Hack A Pacemaker And Kill The Patient With Lethal Shocks

There seems to be no end to the willingness of some human beings to use technology to evil ends, as evidenced by the latest medical scare to come to the world’s attention. Hackers have discovered a way to access pacemakers and implantable cardioverter-defibrillators (ICD) and send lethal shocks to the patient or cause insulin pumps to release a fatal overdose into a person’s body.

The frightening possibilities were recently revealed by Australian white hat hacker, Barnaby Jack, during his speech to the Breakpoint Security Conference in Melbourne. Jack is a researcher for the security vendor, IOActive, and he is responsible for investigating the security risks of high tech medical devices. In a previous research project, he identified the vulnerabilities of the surgically implanted insulin pump.

Pacemakers and ICD’s are in widespread use throughout the world. In the last six years, over five million pacemakers have been sold in the United States alone with millions more purchased in other nations. Although it takes technical expertise to hack into a medical device, the threat is real and it can be quite deadly.

Mr. Jeffers, the CEO of an imaginary international conglomerate, has a pacemaker. A business rival is losing millions of dollars to the leadership skills of Mr. Jeffers and the frustrated competitor decides to hire an unscrupulous private investigator to research the make and model of the pacemaker implanted in Jeffers’ chest.

Once the information is acquired, any computer expert with a reasonable amount of skill can use the data to electronically murder Mr. Jeffers. Pacemakers are designed to be re-calibrated with a wand that accesses the device’s internal software by wireless transmission. Re-calibration is normally done by medical personal within a yard or two of the patient, but the wand has a range of 30 to 50 feet.

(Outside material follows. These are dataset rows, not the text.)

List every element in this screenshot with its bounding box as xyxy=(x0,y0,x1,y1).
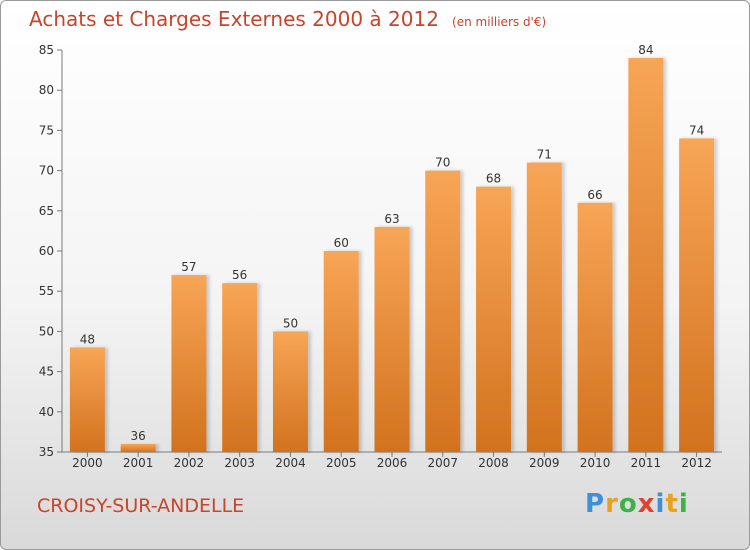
bar-2012 xyxy=(679,138,715,452)
bar-2001 xyxy=(120,443,156,452)
data-label: 60 xyxy=(334,236,349,250)
data-label: 68 xyxy=(486,172,501,186)
x-tick-label: 2003 xyxy=(224,456,255,470)
bar-2002 xyxy=(171,275,207,452)
y-tick-label: 55 xyxy=(39,284,54,298)
x-tick-label: 2004 xyxy=(275,456,306,470)
x-tick-label: 2001 xyxy=(123,456,154,470)
x-tick-label: 2002 xyxy=(174,456,205,470)
x-tick-label: 2009 xyxy=(529,456,560,470)
data-label: 71 xyxy=(537,148,552,162)
y-tick-label: 70 xyxy=(39,164,54,178)
data-label: 50 xyxy=(283,316,298,330)
data-label: 66 xyxy=(587,188,602,202)
data-label: 48 xyxy=(80,332,95,346)
bar-2000 xyxy=(69,347,105,452)
data-label: 74 xyxy=(689,123,704,137)
y-tick-label: 60 xyxy=(39,244,54,258)
x-tick-label: 2012 xyxy=(681,456,712,470)
x-tick-label: 2006 xyxy=(377,456,408,470)
bar-2011 xyxy=(628,58,664,452)
bar-2004 xyxy=(272,331,308,452)
y-tick-label: 85 xyxy=(39,43,54,57)
chart-title: Achats et Charges Externes 2000 à 2012 xyxy=(29,7,439,31)
data-label: 63 xyxy=(384,212,399,226)
x-tick-label: 2008 xyxy=(478,456,509,470)
commune-name: CROISY-SUR-ANDELLE xyxy=(37,495,245,517)
y-tick-label: 50 xyxy=(39,324,54,338)
bar-2008 xyxy=(476,186,512,452)
y-tick-label: 80 xyxy=(39,83,54,97)
bar-2007 xyxy=(425,170,461,452)
x-tick-label: 2000 xyxy=(72,456,103,470)
data-label: 56 xyxy=(232,268,247,282)
y-tick-label: 75 xyxy=(39,123,54,137)
data-label: 70 xyxy=(435,156,450,170)
x-tick-label: 2010 xyxy=(580,456,611,470)
chart-subtitle: (en milliers d'€) xyxy=(452,15,547,29)
bar-2010 xyxy=(577,202,613,452)
data-label: 84 xyxy=(638,43,653,57)
y-tick-label: 40 xyxy=(39,405,54,419)
x-tick-label: 2005 xyxy=(326,456,357,470)
x-tick-label: 2011 xyxy=(631,456,662,470)
y-tick-label: 35 xyxy=(39,445,54,459)
proxiti-logo[interactable]: Proxiti xyxy=(585,489,689,519)
bar-2003 xyxy=(222,283,258,452)
y-tick-label: 45 xyxy=(39,365,54,379)
bar-2006 xyxy=(374,226,410,452)
bar-2009 xyxy=(526,162,562,452)
x-tick-label: 2007 xyxy=(427,456,458,470)
chart-title-block: Achats et Charges Externes 2000 à 2012 (… xyxy=(29,7,546,31)
y-tick-label: 65 xyxy=(39,204,54,218)
data-label: 57 xyxy=(181,260,196,274)
bar-2005 xyxy=(323,251,359,452)
data-label: 36 xyxy=(131,429,146,443)
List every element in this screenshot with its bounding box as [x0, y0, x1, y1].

Jeffers has a big meeting in Tokyo, and he awaits the call to board his flight in the first class lounge at New York’s JFK International Airport. As he enjoys his diet soda and reads the Wall Street Journal, Jeffers doesn’t give the woman working on a laptop a second thought. Suddenly, Jeffers clutches his chest, his faces twists into a mask of pain and he falls over dead.

The successful businessman has just been murdered by a simple signal sent from the laptop to his pacemaker that released an 830 volt shock directly into his heart. The jolt contained enough power that an audible pop was heard by everyone sitting in the first class lounge. Panic ensued, the airline’s hostess called emergency services and the hacker nonchalantly closed her computer, walked out of the lounge and left the airport.

We will leave out any further technical details of our imaginary scenario, but readers now have a basic idea of the risks involved if a hacker decides to go after someone wearing a pacemaker or an insulin pump. Think about the possibilities in the relatively new field of cyber warfare, hacking medical devices to kill generals or overthrowing an uncooperative leader in a bloodless coup.

Some medical equipment companies wonder if revealing the existence of the security risks only makes the problem worse and they think Barnaby Jack should have privately warned the manufacturers of the devices he was able to hack. However, considering the long history of unscrupulous behavior by pharmaceutical and medical companies, making the risks public without revealing the names of the actual companies puts serious pressure on the industry to fix the problem in a prompt and responsible manner.

MIT, one of the world’s prestigious universities, published a terrifying article on the abysmal situation in American hospitals concerning the safety of implanted medical devices. Researchers discovered that hospitals are rampant with malware infections on computerized medical equipment, and many institutions are running operating systems that are years out of date. Device manufacturers lock their software into one particular build of Windows and then forbid the hospitals to install updates on their computers.

According to Kevin Fu, a leading expert on medical-device security and a computer scientist at the University of Michigan and the University of Massachusetts, Amherst, the issue is common place in many hospitals.

“In a typical example, at Beth Israel Deaconess Medical Center in Boston, 664 pieces of medical equipment are running on older Windows operating systems that manufactures will not modify or allow the hospital to change—even to add antivirus software—because of disagreements over whether modifications could run afoul of U.S. Food and Drug Administration regulatory reviews.”

Barnaby Jack and Kevin Fu are modern day warriors, working quietly to protect the health and safety of patients from the murderous intentions of unsavory characters. Jack expressed his concern about the risks of hacking medical devices including the possibility of a worm or virus that could infect the wand used in a hospital to reprogram implanted medical devices, gradually killing dozens of patients.

“We are potentially looking at a worm with the ability to commit mass murder. It’s kind of scary.”

“The worst case scenario that I can think of, which is 100 percent possible with these devices, would be to load a compromised firmware update onto a programmer and … the compromised programmer would then infect the next pacemaker or ICD and then each would subsequently infect all others in range.”

“My aim is to raise awareness of these potential malicious attacks and encourage manufacturers to act to review the security of their code and not just the traditional safety mechanisms of these devices.”

As one audience member said after hearing Barnaby Jack’s presentation on the hacking risks of implanted medical devices:

“There’s no muzzle flash with a laptop.”